Et je l'ai dévoré d'une traite, durant l'après-midi, me délectant de l'humour qu'Agnès Abécassis distille tout au long de cette histoire, comme à son habitude.  Mais pas que.  Nan, y'a même eu des moments émouvants, oùsque j'ai pleuré (vous me direz, en ce moment c'est fastoche de me faire pleurer, mais que soit).

J'ai donc ri, j'ai été émue, et j'ai apprécié retrouver dans ce livre des infos repérées sur la page de l'auteure, comme le choix des prénoms des personnages masculins ou des prénoms du couple du train, Laurent/Gina, ça je m'en souviens, du débat sur Facebook.  Sensation grisante d'avoir connu des bouts du livres avant même sa sortie.

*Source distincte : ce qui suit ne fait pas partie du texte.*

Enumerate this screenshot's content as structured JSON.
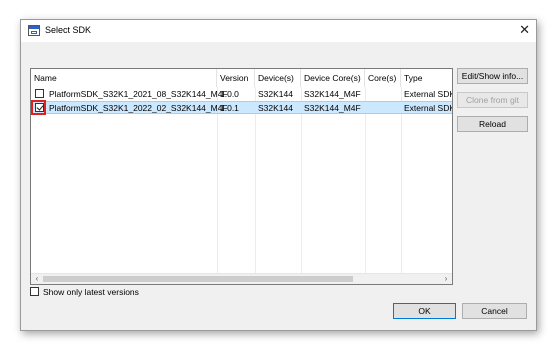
{
  "window": {
    "title": "Select SDK",
    "close_glyph": "✕"
  },
  "table": {
    "columns": [
      "Name",
      "Version",
      "Device(s)",
      "Device Core(s)",
      "Core(s)",
      "Type"
    ],
    "rows": [
      {
        "checked": false,
        "selected": false,
        "cells": [
          "PlatformSDK_S32K1_2021_08_S32K144_M4F",
          "1.0.0",
          "S32K144",
          "S32K144_M4F",
          "",
          "External SDK"
        ]
      },
      {
        "checked": true,
        "selected": true,
        "cells": [
          "PlatformSDK_S32K1_2022_02_S32K144_M4F",
          "1.0.1",
          "S32K144",
          "S32K144_M4F",
          "",
          "External SDK"
        ]
      }
    ]
  },
  "side_buttons": {
    "edit": "Edit/Show info...",
    "clone": "Clone from git",
    "reload": "Reload"
  },
  "options": {
    "show_latest": "Show only latest versions",
    "show_latest_checked": false
  },
  "footer": {
    "ok": "OK",
    "cancel": "Cancel"
  },
  "scroll": {
    "left_arrow": "‹",
    "right_arrow": "›"
  }
}
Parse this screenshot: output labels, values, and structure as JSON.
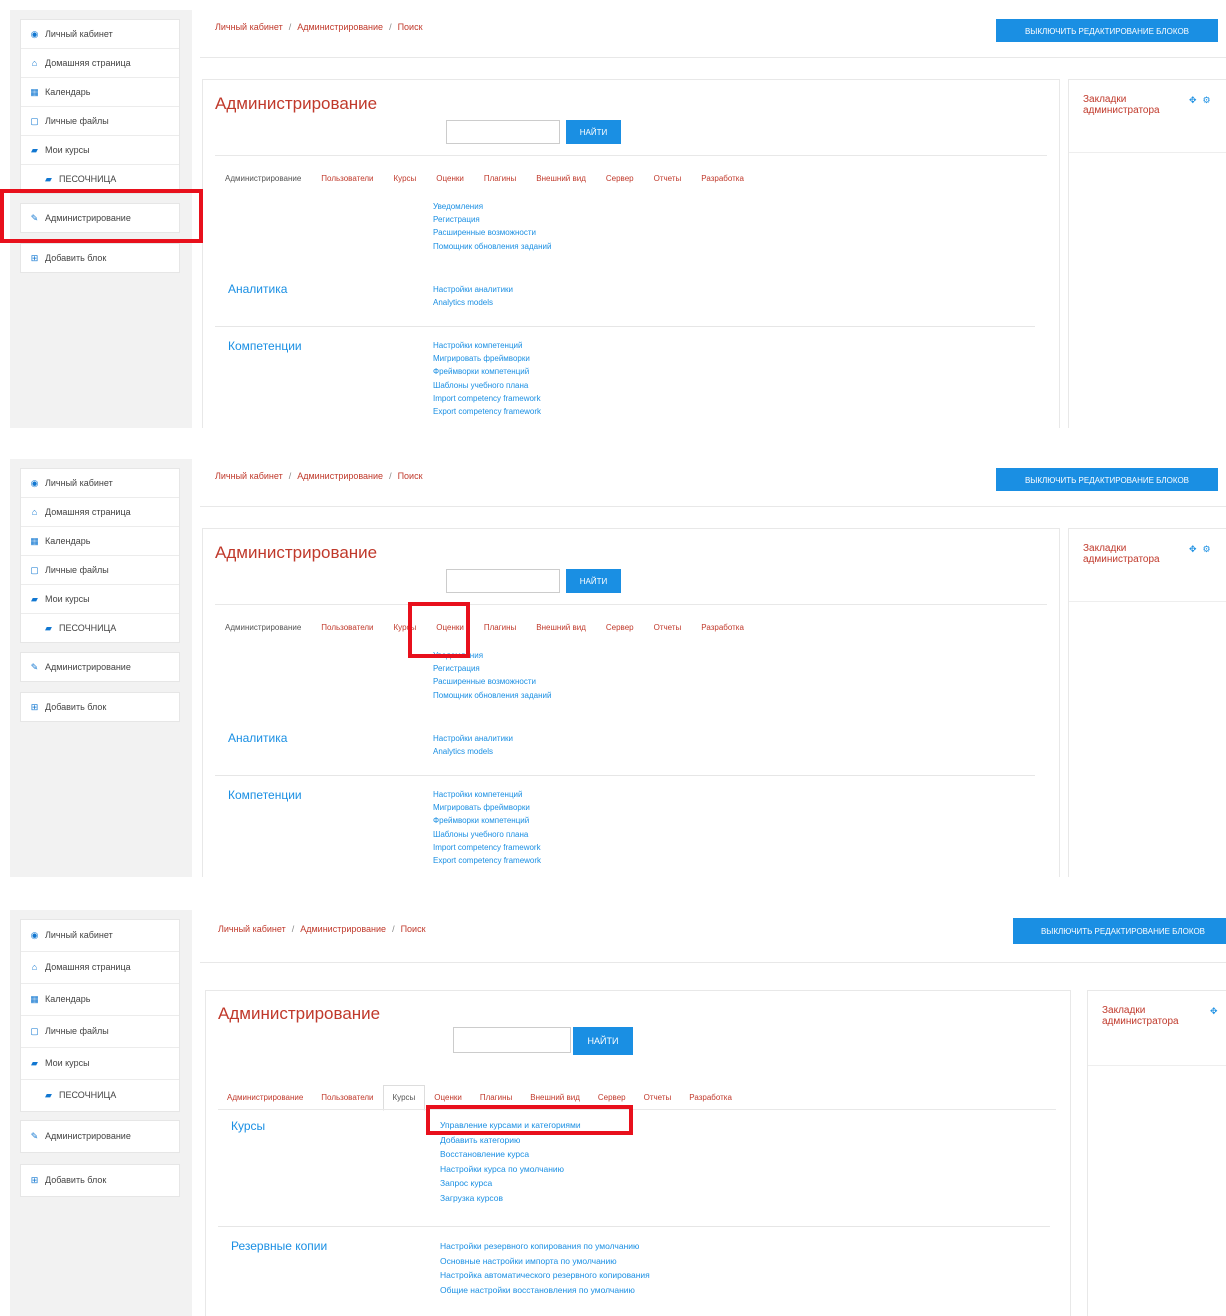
{
  "sidebar": {
    "items": [
      {
        "icon": "dashboard-icon",
        "glyph": "◉",
        "label": "Личный кабинет"
      },
      {
        "icon": "home-icon",
        "glyph": "⌂",
        "label": "Домашняя страница"
      },
      {
        "icon": "calendar-icon",
        "glyph": "▦",
        "label": "Календарь"
      },
      {
        "icon": "file-icon",
        "glyph": "▢",
        "label": "Личные файлы"
      },
      {
        "icon": "graduation-cap-icon",
        "glyph": "▰",
        "label": "Мои курсы"
      },
      {
        "icon": "graduation-cap-icon",
        "glyph": "▰",
        "label": "ПЕСОЧНИЦА"
      }
    ],
    "admin": {
      "icon": "wrench-icon",
      "glyph": "✎",
      "label": "Администрирование"
    },
    "add_block": {
      "icon": "plus-square-icon",
      "glyph": "⊞",
      "label": "Добавить блок"
    }
  },
  "breadcrumb": [
    "Личный кабинет",
    "Администрирование",
    "Поиск"
  ],
  "edit_button": "ВЫКЛЮЧИТЬ РЕДАКТИРОВАНИЕ БЛОКОВ",
  "page_title": "Администрирование",
  "search_button": "НАЙТИ",
  "tabs": [
    "Администрирование",
    "Пользователи",
    "Курсы",
    "Оценки",
    "Плагины",
    "Внешний вид",
    "Сервер",
    "Отчеты",
    "Разработка"
  ],
  "side_block": {
    "title": "Закладки администратора"
  },
  "general_links": [
    "Уведомления",
    "Регистрация",
    "Расширенные возможности",
    "Помощник обновления заданий"
  ],
  "analytics": {
    "title": "Аналитика",
    "links": [
      "Настройки аналитики",
      "Analytics models"
    ]
  },
  "competencies": {
    "title": "Компетенции",
    "links": [
      "Настройки компетенций",
      "Мигрировать фреймворки",
      "Фреймворки компетенций",
      "Шаблоны учебного плана",
      "Import competency framework",
      "Export competency framework"
    ]
  },
  "courses": {
    "title": "Курсы",
    "links": [
      "Управление курсами и категориями",
      "Добавить категорию",
      "Восстановление курса",
      "Настройки курса по умолчанию",
      "Запрос курса",
      "Загрузка курсов"
    ]
  },
  "backups": {
    "title": "Резервные копии",
    "links": [
      "Настройки резервного копирования по умолчанию",
      "Основные настройки импорта по умолчанию",
      "Настройка автоматического резервного копирования",
      "Общие настройки восстановления по умолчанию"
    ]
  },
  "colors": {
    "accent": "#1a8fe3",
    "title": "#c0392b",
    "highlight": "#e8101c"
  }
}
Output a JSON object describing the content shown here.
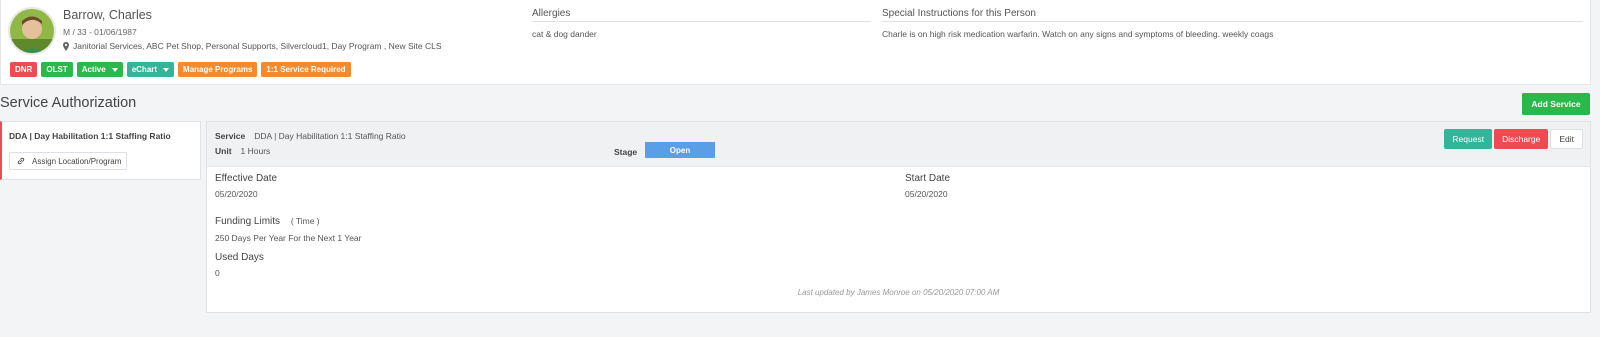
{
  "person": {
    "name": "Barrow, Charles",
    "meta": "M  /  33 - 01/06/1987",
    "locations": "Janitorial Services, ABC Pet Shop, Personal Supports, Silvercloud1, Day Program , New Site CLS",
    "badges": {
      "dnr": "DNR",
      "olst": "OLST",
      "active": "Active",
      "echart": "eChart",
      "manage_programs": "Manage Programs",
      "service_required": "1:1 Service Required"
    },
    "allergies_label": "Allergies",
    "allergies_value": "cat & dog dander",
    "instructions_label": "Special Instructions for this Person",
    "instructions_value": "Charle is on high risk medication warfarin. Watch on any signs and symptoms of bleeding. weekly coags"
  },
  "section": {
    "title": "Service Authorization",
    "add_service_label": "Add Service"
  },
  "service_list": {
    "items": [
      {
        "title": "DDA | Day Habilitation 1:1 Staffing Ratio",
        "assign_label": "Assign Location/Program"
      }
    ]
  },
  "detail": {
    "service_label": "Service",
    "service_value": "DDA | Day Habilitation 1:1 Staffing Ratio",
    "unit_label": "Unit",
    "unit_value": "1  Hours",
    "stage_label": "Stage",
    "stage_value": "Open",
    "actions": {
      "request": "Request",
      "discharge": "Discharge",
      "edit": "Edit"
    },
    "effective_date_label": "Effective Date",
    "effective_date_value": "05/20/2020",
    "start_date_label": "Start Date",
    "start_date_value": "05/20/2020",
    "funding_limits_label": "Funding Limits",
    "funding_limits_unit": "( Time )",
    "funding_limits_value": "250 Days Per Year For the Next 1 Year",
    "used_days_label": "Used  Days",
    "used_days_value": "0",
    "last_updated": "Last updated by James Monroe on 05/20/2020 07:00 AM"
  },
  "colors": {
    "danger": "#ec4b52",
    "success": "#2cb84a",
    "teal": "#34b498",
    "orange": "#f28a2f",
    "stage_blue": "#5a9ee8"
  }
}
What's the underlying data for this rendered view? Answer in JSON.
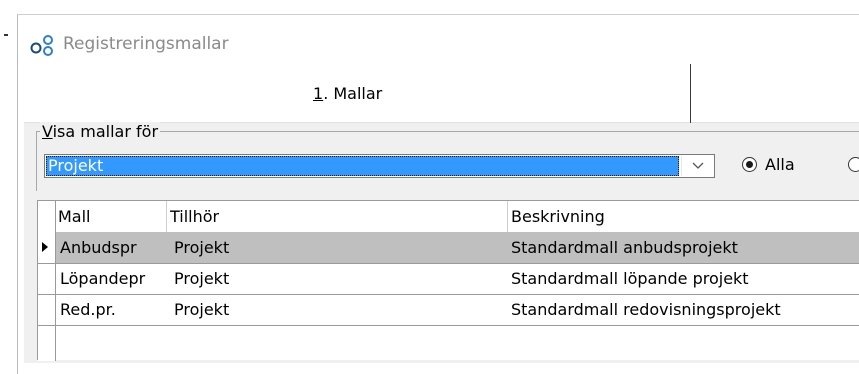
{
  "window": {
    "title": "Registreringsmallar"
  },
  "tabs": [
    {
      "mnemonic": "1",
      "label": ". Mallar"
    }
  ],
  "filter": {
    "legend_mnemonic": "V",
    "legend_rest": "isa mallar för",
    "selected_value": "Projekt",
    "radios": [
      {
        "label": "Alla",
        "checked": true
      },
      {
        "label": "",
        "checked": false
      }
    ]
  },
  "grid": {
    "columns": [
      "Mall",
      "Tillhör",
      "Beskrivning"
    ],
    "rows": [
      {
        "mall": "Anbudspr",
        "tillhor": "Projekt",
        "beskrivning": "Standardmall anbudsprojekt",
        "selected": true
      },
      {
        "mall": "Löpandepr",
        "tillhor": "Projekt",
        "beskrivning": "Standardmall löpande projekt",
        "selected": false
      },
      {
        "mall": "Red.pr.",
        "tillhor": "Projekt",
        "beskrivning": "Standardmall redovisningsprojekt",
        "selected": false
      }
    ]
  },
  "colors": {
    "selection_blue": "#3399ff",
    "row_selected_gray": "#bfbfbf",
    "title_gray": "#8a8a8a"
  },
  "icons": {
    "window": "template-nodes-icon",
    "dropdown": "chevron-down-icon",
    "row_pointer": "row-pointer-icon"
  }
}
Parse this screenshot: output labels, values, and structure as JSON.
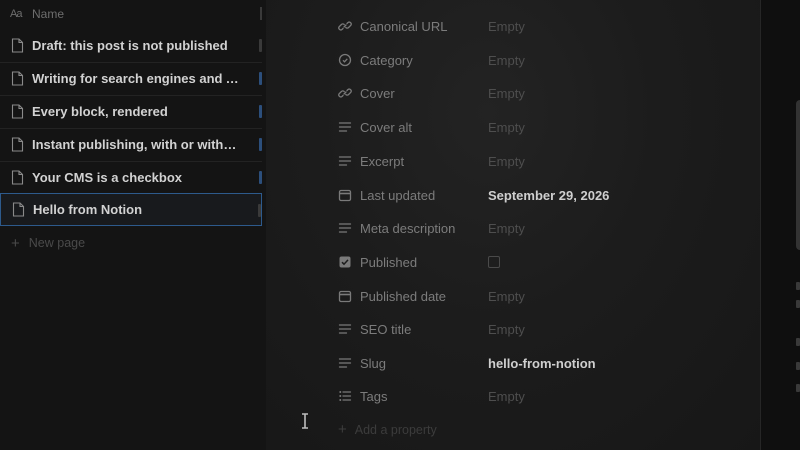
{
  "database": {
    "header": {
      "type_glyph": "Aa",
      "column_name": "Name"
    },
    "rows": [
      {
        "title": "Draft: this post is not published",
        "mark_color": "#3a3a3a"
      },
      {
        "title": "Writing for search engines and AI ...",
        "mark_color": "#2c4f7c"
      },
      {
        "title": "Every block, rendered",
        "mark_color": "#2c4f7c"
      },
      {
        "title": "Instant publishing, with or withou...",
        "mark_color": "#2c4f7c"
      },
      {
        "title": "Your CMS is a checkbox",
        "mark_color": "#2c4f7c"
      },
      {
        "title": "Hello from Notion",
        "mark_color": "#3a3a3a",
        "selected": true
      }
    ],
    "new_page_label": "New page"
  },
  "properties": [
    {
      "icon": "link-icon",
      "label": "Canonical URL",
      "value": "Empty",
      "empty": true
    },
    {
      "icon": "category-icon",
      "label": "Category",
      "value": "Empty",
      "empty": true
    },
    {
      "icon": "link-icon",
      "label": "Cover",
      "value": "Empty",
      "empty": true
    },
    {
      "icon": "text-icon",
      "label": "Cover alt",
      "value": "Empty",
      "empty": true
    },
    {
      "icon": "text-icon",
      "label": "Excerpt",
      "value": "Empty",
      "empty": true
    },
    {
      "icon": "calendar-icon",
      "label": "Last updated",
      "value": "September 29, 2026",
      "empty": false
    },
    {
      "icon": "text-icon",
      "label": "Meta description",
      "value": "Empty",
      "empty": true
    },
    {
      "icon": "checkbox-icon",
      "label": "Published",
      "value": "",
      "checkbox": true
    },
    {
      "icon": "calendar-icon",
      "label": "Published date",
      "value": "Empty",
      "empty": true
    },
    {
      "icon": "text-icon",
      "label": "SEO title",
      "value": "Empty",
      "empty": true
    },
    {
      "icon": "text-icon",
      "label": "Slug",
      "value": "hello-from-notion",
      "empty": false
    },
    {
      "icon": "list-icon",
      "label": "Tags",
      "value": "Empty",
      "empty": true
    }
  ],
  "add_property_label": "Add a property",
  "colors": {
    "selected_border": "#2d5a8c",
    "edge_blue": "#2c4f7c",
    "muted_label": "#7c7c7c",
    "empty_value": "#4e4e4e",
    "filled_value": "#cfcfcf"
  }
}
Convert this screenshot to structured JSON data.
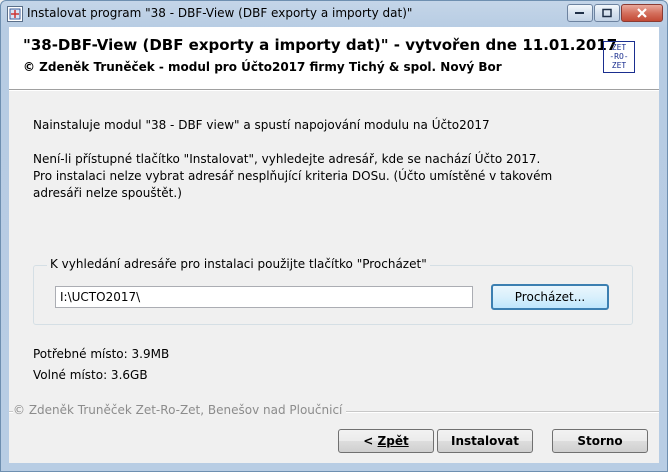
{
  "window": {
    "title": "Instalovat program \"38 - DBF-View (DBF exporty a importy dat)\""
  },
  "header": {
    "title": "\"38-DBF-View (DBF exporty a importy dat)\" - vytvořen dne 11.01.2017",
    "subtitle": "© Zdeněk Truněček - modul pro Účto2017 firmy Tichý & spol. Nový Bor",
    "logo_lines": [
      "ZET",
      "-RO-",
      "ZET"
    ]
  },
  "body": {
    "intro": "Nainstaluje modul \"38 - DBF view\" a spustí napojování modulu na Účto2017",
    "note_lines": [
      "Není-li přístupné tlačítko \"Instalovat\", vyhledejte adresář, kde se nachází Účto  2017.",
      "Pro instalaci nelze vybrat adresář nesplňující kriteria DOSu. (Účto umístěné v takovém",
      "adresáři nelze spouštět.)"
    ]
  },
  "folder_group": {
    "label": "K vyhledání adresáře pro instalaci použijte tlačítko \"Procházet\"",
    "path_value": "I:\\UCTO2017\\",
    "browse_label": "Procházet..."
  },
  "space": {
    "required": "Potřebné místo: 3.9MB",
    "free": "Volné místo: 3.6GB"
  },
  "footer": {
    "copyright": "© Zdeněk Truněček Zet-Ro-Zet, Benešov nad Ploučnicí"
  },
  "buttons": {
    "back_arrow": "<",
    "back_label": "Zpět",
    "install_label": "Instalovat",
    "cancel_label": "Storno"
  }
}
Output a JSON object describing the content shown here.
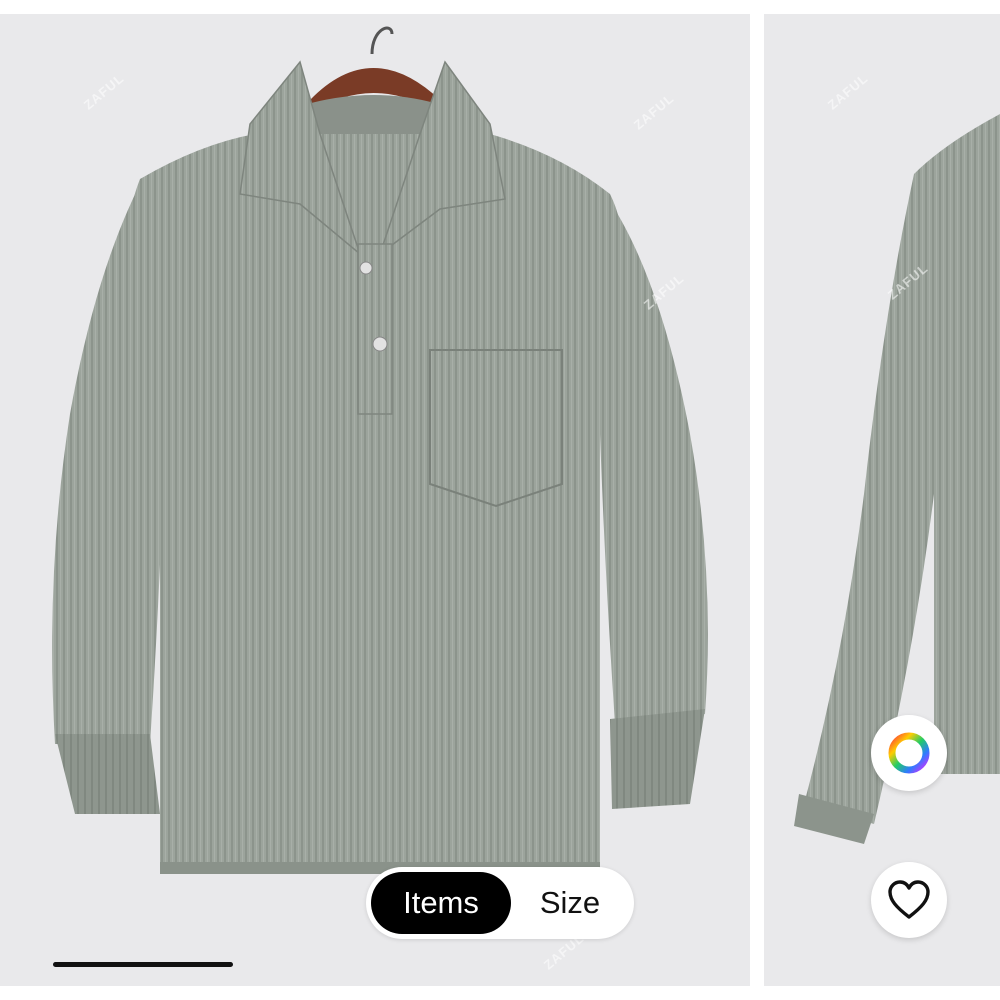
{
  "gallery": {
    "images": [
      {
        "description": "gray corduroy long-sleeve henley shirt with chest pocket on wooden hanger",
        "watermark": "ZAFUL"
      },
      {
        "description": "gray corduroy shirt partial view",
        "watermark": "ZAFUL"
      }
    ],
    "watermark_text": "ZAFUL"
  },
  "view_toggle": {
    "options": [
      "Items",
      "Size"
    ],
    "selected": "Items"
  },
  "actions": {
    "color_picker_icon": "color-wheel-icon",
    "favorite_icon": "heart-icon"
  },
  "colors": {
    "shirt": "#9aa29a",
    "background": "#e9e9eb",
    "toggle_active": "#000000"
  }
}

Bon, l'histoire, c'est celle de Brune, elle vit avec ses jumeaux, ados, et ne se rend pas compte que son best friend aimerait être plus qu'un best friend.  Puis y'a sa potesse Prunelle (oui, bon, elles ont de drôles de prénoms, c'est clair), célibataire, qui se chamaille par mail avec Simon, plutôt du genre rustre.  Durant une semaine, elles vont partager leur vie et nous entraîner dans un tourbillon fou, amusant et dépaysant.

Extraits :

"- Bonté divine, tu n'es pas blessée au moins ?

- A peine, juste quelques orteils sectionnés.  Je prie pour qu'ils repoussent dans le bon ordre."

Ça m'a fait mourir de rire, surtout suite à ce billet, of course.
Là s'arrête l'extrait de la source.